Israel has started preparations for the construction of the separation fence east of the West Bank Jewish town of Ariel, and also the Kedumim and Immanuel settlements. Two weeks ago, Defense Ministry officials sent Palestinian residents of the Salfit town, south of Ariel, preliminary appropriation orders for land upon which the fence is to be built.
This land appropriation move is at variance with the U.S. government's understanding that such steps would not be taken in the foreseeable future, and that the separation fence project in these West Bank areas would be deferred.
Yet the move upholds a promise given by Prime Minister Ariel Sharon to Finance Minister Benjamin Netanyahu which clinched the latter's support for the disengagement plan: Sharon indicated to Netanyahu that the separation fence in the Ariel area would be completed before the withdrawal from the Gaza Strip is finished.
Netzah Mashiah, who heads the Defense Ministry's seam area authority, told Haaretz yesterday that plans call for the completion of the separation fence east of Ariel, Immanuel and Kedumim by May 2005.
About two weeks ago, civil administration officials in this West Bank region met with Palestinian Authority delegates and presented the land appropriation orders, along with a map of the precise area slated for the fence - the area is 3.5 kilometers long, and 100 meters wide, and runs between Ariel and Salfit.
Appropriation orders for the Immanuel and Kedumim areas will be released in coming weeks. After these orders are issued, construction of the separation fence in the heart of the West Bank will begin.
The lands to be appropriated in the Salfit area are the southern part of what Israeli security officials refer to as the "fingernails" zone - the term alludes to separation fence stretches that will ring large Jewish settlements on the West Bank. Fingernails planned for construction include the area around Kedumim in the north; around Immanuel and Karnei Shomron in the center of this West Bank region; and Ariel in the south. According to plans, the fingernails will in the future be expanded into what Israeli officials call "fingers" - meaning the separation fence will be continued up to the 1967 Green Line border. The current plan to build the separation fence from Ariel to Kedumim would eventually lead to the annexation of 150 kilometers of West Bank land to Israeli territory.

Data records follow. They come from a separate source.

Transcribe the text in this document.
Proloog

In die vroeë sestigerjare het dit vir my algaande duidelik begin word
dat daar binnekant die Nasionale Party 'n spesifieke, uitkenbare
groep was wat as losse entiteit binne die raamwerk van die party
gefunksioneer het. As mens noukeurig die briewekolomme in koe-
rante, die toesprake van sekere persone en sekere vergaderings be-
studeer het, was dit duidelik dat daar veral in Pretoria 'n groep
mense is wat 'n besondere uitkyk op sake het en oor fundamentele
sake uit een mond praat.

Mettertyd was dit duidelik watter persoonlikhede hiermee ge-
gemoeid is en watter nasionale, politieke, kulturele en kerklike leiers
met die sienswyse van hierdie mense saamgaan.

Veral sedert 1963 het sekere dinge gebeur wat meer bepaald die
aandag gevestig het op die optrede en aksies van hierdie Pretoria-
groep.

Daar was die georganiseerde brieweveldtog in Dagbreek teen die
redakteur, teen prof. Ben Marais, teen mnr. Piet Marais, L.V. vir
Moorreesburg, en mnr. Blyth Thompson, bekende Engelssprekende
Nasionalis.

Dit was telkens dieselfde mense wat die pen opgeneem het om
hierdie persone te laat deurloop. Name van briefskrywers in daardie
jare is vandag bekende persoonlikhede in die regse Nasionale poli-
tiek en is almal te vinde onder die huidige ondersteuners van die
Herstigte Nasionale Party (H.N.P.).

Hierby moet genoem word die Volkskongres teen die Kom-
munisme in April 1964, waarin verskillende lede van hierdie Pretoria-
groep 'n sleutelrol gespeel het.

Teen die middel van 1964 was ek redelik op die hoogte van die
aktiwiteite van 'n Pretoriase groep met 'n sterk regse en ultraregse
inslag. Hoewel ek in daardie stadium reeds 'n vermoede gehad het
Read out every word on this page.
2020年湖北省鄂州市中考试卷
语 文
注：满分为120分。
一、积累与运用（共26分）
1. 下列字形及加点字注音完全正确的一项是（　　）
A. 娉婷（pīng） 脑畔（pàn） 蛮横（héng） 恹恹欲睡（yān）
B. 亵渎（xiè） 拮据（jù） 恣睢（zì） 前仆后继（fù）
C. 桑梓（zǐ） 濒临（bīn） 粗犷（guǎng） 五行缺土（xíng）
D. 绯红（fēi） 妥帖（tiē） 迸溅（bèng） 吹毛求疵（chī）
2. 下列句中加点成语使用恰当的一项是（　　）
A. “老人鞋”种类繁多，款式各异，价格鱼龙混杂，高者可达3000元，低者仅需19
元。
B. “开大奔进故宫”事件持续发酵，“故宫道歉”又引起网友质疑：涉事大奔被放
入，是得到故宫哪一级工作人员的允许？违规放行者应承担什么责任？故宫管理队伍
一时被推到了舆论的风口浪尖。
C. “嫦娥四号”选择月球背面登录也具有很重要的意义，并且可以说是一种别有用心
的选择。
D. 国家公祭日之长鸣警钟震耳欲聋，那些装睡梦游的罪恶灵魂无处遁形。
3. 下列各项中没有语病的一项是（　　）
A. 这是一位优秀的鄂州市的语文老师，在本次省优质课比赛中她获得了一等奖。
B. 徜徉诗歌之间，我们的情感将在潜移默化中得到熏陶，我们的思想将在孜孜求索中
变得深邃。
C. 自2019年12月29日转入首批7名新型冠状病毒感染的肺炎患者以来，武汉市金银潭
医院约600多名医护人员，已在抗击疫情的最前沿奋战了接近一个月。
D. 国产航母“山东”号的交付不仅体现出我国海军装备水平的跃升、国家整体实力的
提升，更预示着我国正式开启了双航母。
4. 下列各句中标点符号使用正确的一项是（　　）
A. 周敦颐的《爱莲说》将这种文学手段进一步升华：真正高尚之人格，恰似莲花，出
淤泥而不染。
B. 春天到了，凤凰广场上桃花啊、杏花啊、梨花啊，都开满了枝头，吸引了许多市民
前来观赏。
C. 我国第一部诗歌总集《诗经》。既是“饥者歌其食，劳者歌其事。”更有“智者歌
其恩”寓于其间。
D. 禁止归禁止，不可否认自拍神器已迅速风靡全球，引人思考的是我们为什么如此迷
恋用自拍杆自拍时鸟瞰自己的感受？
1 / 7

Mashiah explains: "The appropriation orders distributed in the Salfit area are for the southern part of the Ariel fingernail and legal work [for the security fence construction] in this area has been completed. All of the fingernails in this West Bank area - in Kedumim, Immanuel and Ariel - will be completed, according to the plans, by May 2005. Construction of what is called the fingers [i.e. the expansion of the fence up to the Green Line] is supposed to start in early 2005, but no fixed timetable for the completion of this stage of the work has been determined."
American officials originally demanded that Israel abandon plans to build the separation fence in these areas of the West Bank.
Subsequently an agreement was reached with officials in Washington under which the fingernails are to be completed in 2004 east of Ariel, Kedumim and Immanuel, and then a year later these fence stretches are to be connected to the Green Line.
Recently, Defense Ministry officials have tried to coordinate construction of the fingernails with settlers from the area, security officials have told Haaretz. However, in the Kedumim area, Jewish residents have voiced opposition to the plan to build the separation fence around their settlement. Also, legal obstacles impeded the construction of the fence in the Immanuel area, say the security officials.
Due to this combination of legal impediments and settler resistance in cases of two of the planned fingernails, the defense establishment decided two weeks ago to focus efforts in the southern stretch of the fence, around Ariel, these officials explain.
Caught in enclaves
Dozens of Palestinian villages will be affected by the construction of the separation fence in these stretches of the West Bank. Residents of some of these villages will be caught in enclaves.
Under appropriation orders issued two weeks ago by civil administration officials to land owners in Salfit, the property is to be taken by the end of 2007.
Nawaf Suf, a PA liaison official from the Salfit area said yesterday: "We all know that expropriated land will never be returned to its owners, even if not even a centimeter of the separation fence is ever built ... The fence will promote development of the settlements, whereas it will cut off and destroy life in local Palestinian villages, whose residents will become hostages."